The Times article, as is typical, reports that the millions of dollars in campaign contributions reflects “the industry’s frantic effort to influence the candidates.” This implies that the recipients of this cash are “buyable.” This thinking is supported by a senior vice president of the Blue Cross and Blue Shield Association, who told the Times, “As long as the candidates are willing to talk to us, we can educate them.”
Well, really. If they needed to be “educated,” it’s not likely that they would have already received sufficient money to make them a “serious” candidate. Remember the Investment Theory: The givers in the “health sector” might be heard to say the same thing that the PAC-man stated at the beginning of this article, that “we study their records and their statements. If we like what they are doing,” we give them money “to help them get their ideas out to the public.”
And, in an obvious corollary, those candidates who are doing or saying things that the moneyed classes do NOT like will NOT get the money necessary (in our current system) to “get their ideas out to the public.”
The Times says in their first paragraph that the proposals of the Leading Democrats “have caused deep anxiety” in the industry. Yet none of their “leaders”—Clinton, Obama, and Edwards—are talking about doing what many other countries have done, which is to get rid of private health insurance altogether. Now, THAT would cause “deep anxiety.”
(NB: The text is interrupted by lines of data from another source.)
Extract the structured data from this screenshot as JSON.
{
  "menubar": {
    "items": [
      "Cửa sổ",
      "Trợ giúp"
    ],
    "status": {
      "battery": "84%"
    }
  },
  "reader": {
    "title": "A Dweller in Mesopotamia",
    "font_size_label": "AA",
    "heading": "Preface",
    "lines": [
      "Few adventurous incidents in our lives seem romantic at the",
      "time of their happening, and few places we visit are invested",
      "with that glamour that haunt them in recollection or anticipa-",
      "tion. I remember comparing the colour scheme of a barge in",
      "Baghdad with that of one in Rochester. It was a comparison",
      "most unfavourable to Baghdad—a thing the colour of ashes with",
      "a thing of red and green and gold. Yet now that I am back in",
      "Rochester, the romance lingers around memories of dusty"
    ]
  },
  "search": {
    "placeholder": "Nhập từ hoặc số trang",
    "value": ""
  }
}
How could we get rid of the insurance industry? Well, we could socialize the health-care system, as we have socialized other large parts of our economy (waste disposal, transportation infrastructure, the military, etc). No candidate has suggested such a thing. But there is a compromise between the current system and a fully-socialized system, and that compromise is a single-payer system.
The Times reports that “Health care providers disagree with many of the Democrats’ specific proposals.” A crucial point is again left unsaid: They disagree with some proposals much more than others. And one proposal that cannot be allowed into the debate is “single-payer.” The word never appears in the Times article, and rarely appears anywhere in the corporate media, except when an “expert” is found to say that it can’t happen here.
Of the eight visible candidates in the running for the Democratic nomination for President (there are 38 more registered, but invisible, candidates), one, Dennis Kucinich, is actually a co-sponsor of the United States National Health Insurance Act, H.R. 676. This bill, also called the “Expanded and Improved Medicare for All Act,” would establish a “unique American universal health insurance program with single payer financing,” according to John Conyers, the lead author of the bill.
This compromise position is often portrayed as a “fringe” position, out of touch with the mainstream of the Democratic Party. The polls show otherwise, all the more remarkable given the lack of any serious discussion of the idea in the daily media.
And so the Marketplace of Ideas comes to resemble the actual marketplace: It’s not One Person/One Vote, but One Dollar/One Vote. And some Persons have a lot more Dollars than others. As long as our media follows the Dollars and not the Ideas, we’ll get horse races and we’ll get marketplaces, but we won’t get Democracy. There is, after all, no profit in that.